The Other Berry

Succulent mulberries are hard to find--but worth it

Foraging for mulberries in the backyard is a summer rite of passage for many around the country. Most Angelenos, however, can only find the plump berries at the farmers' markets for a few short weeks each year. That time is now.

SoCal farmers originally planted mulberries to ward off birds from other crops, but they soon realized people love them--and will pay upward of $25 a pound. The berries are similar to blackberries (but better) and highly perishable: Use immediately or freeze for later.

Because they're so delicious on their own, the best way to serve mulberries is straight up with a simple garnish. "They're earthy and sweet, but not too sweet," says Huckleberry's Zoe Nathan. At the café, she tops mulberries with a blend of whipped cream and crème fraîche (pictured, $9.50), or bakes them in a tart with fresh figs and toasted almonds.
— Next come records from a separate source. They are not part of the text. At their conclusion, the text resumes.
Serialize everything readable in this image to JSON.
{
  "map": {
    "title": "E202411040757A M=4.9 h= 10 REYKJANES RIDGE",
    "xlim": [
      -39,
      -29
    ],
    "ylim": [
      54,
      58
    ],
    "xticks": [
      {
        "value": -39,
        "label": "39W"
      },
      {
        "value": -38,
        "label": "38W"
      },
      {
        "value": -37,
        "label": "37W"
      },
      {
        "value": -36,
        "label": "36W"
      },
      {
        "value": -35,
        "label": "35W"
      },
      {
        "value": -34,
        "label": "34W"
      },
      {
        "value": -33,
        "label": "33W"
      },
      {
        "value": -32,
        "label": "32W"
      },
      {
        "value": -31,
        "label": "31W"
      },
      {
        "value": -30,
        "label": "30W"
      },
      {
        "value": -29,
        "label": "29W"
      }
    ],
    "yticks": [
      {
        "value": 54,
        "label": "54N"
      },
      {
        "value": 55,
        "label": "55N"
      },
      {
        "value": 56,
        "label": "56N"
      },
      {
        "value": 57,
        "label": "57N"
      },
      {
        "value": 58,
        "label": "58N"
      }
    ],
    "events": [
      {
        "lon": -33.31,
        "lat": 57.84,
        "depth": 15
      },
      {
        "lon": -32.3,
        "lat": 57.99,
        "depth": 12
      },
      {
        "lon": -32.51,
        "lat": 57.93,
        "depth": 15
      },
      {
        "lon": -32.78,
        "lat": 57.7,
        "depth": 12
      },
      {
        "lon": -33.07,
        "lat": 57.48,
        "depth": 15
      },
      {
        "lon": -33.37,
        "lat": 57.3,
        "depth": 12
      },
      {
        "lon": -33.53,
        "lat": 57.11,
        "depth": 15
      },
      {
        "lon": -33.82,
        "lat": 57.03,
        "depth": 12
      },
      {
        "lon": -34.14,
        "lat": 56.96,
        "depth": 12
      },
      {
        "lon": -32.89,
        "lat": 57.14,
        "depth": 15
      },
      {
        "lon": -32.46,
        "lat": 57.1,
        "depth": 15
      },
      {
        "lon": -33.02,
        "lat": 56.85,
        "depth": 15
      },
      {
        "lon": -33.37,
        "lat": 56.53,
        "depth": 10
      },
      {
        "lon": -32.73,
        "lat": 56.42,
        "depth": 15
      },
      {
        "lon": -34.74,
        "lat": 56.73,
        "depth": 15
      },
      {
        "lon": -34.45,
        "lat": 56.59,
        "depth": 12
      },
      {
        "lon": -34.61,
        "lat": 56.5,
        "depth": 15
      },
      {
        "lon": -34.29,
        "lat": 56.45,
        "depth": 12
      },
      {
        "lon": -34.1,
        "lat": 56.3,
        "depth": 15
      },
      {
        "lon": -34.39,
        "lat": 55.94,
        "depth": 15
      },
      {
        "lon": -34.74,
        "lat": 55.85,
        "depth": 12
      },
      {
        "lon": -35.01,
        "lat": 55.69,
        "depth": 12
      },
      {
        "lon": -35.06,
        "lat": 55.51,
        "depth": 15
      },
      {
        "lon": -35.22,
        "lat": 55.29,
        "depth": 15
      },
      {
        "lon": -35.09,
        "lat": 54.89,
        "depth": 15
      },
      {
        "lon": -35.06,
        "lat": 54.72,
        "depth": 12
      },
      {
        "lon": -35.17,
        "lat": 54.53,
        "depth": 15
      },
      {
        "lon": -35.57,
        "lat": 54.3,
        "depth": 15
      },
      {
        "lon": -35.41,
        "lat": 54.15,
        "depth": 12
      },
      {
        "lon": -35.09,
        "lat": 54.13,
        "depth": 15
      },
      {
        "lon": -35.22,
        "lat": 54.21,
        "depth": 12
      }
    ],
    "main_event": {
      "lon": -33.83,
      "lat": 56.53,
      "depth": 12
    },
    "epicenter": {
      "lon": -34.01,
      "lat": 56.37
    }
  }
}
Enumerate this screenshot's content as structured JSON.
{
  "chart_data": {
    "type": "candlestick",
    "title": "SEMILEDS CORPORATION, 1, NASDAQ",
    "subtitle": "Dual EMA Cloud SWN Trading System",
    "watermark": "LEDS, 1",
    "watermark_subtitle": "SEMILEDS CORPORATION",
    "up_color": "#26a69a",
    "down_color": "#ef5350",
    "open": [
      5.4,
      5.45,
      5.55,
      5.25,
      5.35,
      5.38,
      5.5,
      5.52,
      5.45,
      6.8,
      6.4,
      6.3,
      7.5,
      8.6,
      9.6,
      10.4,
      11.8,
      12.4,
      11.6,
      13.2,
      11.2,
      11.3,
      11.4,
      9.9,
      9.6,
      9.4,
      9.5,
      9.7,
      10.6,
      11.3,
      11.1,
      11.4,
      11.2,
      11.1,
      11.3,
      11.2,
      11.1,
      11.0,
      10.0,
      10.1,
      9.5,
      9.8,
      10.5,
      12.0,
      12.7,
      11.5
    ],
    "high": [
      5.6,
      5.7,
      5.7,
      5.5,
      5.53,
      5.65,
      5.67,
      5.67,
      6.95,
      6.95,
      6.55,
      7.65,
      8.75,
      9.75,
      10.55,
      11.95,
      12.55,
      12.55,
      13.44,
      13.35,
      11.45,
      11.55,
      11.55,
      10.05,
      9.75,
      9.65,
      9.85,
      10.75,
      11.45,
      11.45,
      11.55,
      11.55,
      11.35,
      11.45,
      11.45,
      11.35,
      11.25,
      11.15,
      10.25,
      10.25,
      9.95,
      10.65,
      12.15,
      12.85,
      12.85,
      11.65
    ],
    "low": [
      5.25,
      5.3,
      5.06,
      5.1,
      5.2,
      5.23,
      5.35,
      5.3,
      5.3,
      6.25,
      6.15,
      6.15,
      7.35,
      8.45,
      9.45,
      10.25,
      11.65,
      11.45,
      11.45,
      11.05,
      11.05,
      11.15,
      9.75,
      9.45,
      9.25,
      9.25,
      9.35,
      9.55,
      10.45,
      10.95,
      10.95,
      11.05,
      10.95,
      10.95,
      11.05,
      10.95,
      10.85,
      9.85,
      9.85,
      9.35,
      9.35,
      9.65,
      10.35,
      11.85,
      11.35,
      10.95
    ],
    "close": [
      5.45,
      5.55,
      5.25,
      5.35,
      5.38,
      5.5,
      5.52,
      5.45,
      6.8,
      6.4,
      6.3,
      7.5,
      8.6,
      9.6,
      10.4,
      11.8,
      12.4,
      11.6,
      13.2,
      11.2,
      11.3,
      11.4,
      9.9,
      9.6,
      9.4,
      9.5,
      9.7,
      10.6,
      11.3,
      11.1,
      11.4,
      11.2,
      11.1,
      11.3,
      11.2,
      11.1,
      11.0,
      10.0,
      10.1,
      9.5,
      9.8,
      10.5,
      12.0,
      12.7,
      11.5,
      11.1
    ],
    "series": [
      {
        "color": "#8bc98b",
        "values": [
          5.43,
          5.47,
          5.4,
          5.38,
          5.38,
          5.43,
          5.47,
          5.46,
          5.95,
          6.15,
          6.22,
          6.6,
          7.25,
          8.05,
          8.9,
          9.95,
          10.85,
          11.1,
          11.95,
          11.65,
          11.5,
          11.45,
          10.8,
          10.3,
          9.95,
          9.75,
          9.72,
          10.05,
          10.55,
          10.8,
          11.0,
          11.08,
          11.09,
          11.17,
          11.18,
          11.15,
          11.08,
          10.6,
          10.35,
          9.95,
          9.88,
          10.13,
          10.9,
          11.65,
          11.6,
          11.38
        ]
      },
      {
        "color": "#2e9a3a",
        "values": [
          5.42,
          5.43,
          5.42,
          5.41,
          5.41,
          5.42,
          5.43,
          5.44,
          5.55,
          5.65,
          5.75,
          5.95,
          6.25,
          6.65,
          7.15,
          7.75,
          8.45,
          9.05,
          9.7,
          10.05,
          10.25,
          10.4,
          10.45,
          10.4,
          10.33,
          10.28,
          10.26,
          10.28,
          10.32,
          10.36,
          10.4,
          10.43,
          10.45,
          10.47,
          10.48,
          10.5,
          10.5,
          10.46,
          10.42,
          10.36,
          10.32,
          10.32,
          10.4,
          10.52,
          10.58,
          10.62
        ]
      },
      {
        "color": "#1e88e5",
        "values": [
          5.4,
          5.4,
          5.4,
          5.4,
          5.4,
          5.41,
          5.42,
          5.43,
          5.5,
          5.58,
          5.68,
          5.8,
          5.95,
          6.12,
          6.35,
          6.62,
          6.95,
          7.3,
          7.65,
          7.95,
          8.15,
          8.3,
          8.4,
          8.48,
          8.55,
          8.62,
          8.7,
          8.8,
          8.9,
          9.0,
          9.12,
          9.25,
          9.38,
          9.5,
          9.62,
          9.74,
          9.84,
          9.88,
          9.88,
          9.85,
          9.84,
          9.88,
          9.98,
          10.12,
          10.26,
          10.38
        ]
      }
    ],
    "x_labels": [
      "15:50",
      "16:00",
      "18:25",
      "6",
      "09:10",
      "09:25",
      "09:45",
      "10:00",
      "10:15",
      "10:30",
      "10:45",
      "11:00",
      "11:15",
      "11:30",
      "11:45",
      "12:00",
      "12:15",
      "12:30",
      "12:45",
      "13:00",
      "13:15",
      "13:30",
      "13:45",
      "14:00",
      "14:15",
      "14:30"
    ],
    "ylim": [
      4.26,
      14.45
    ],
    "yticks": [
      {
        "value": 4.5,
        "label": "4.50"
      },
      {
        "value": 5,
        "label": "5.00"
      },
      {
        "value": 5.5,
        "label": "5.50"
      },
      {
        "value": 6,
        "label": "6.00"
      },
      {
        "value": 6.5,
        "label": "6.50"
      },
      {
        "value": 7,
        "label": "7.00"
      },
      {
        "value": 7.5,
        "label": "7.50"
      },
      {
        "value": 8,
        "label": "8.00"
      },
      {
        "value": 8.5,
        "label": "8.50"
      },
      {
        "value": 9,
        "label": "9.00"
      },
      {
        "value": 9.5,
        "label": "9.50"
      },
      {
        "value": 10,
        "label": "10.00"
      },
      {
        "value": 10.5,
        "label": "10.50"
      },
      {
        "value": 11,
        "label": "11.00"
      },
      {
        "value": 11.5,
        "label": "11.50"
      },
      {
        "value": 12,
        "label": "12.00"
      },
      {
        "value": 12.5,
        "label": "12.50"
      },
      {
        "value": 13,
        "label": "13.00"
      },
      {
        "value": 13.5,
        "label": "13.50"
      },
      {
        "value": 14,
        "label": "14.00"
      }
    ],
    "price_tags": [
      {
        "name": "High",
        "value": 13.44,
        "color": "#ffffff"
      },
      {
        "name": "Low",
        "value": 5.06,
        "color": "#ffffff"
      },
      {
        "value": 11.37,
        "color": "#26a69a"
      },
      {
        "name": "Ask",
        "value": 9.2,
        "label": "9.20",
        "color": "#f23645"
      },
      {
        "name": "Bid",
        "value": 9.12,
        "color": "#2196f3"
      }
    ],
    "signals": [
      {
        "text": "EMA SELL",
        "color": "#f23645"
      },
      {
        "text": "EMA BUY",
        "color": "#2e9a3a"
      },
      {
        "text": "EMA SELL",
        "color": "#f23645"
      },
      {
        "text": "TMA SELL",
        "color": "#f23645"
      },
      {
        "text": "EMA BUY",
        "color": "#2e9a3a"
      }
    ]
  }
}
At Ford's Filling Station, Ben Ford likes the delicate fruit with mascarpone ice cream, and Spago's Sherry Yard serves individual, buttery upside-down mulberry cakes with a side of buttermilk gelato.

Mulberries are rarely sold in grocery stores, but you can find them at Tenerelli Orchards, Weiser Family Farms and Circle C Ranch at the Santa Monica, Beverly Hills and Hollywood farmers' markets this month.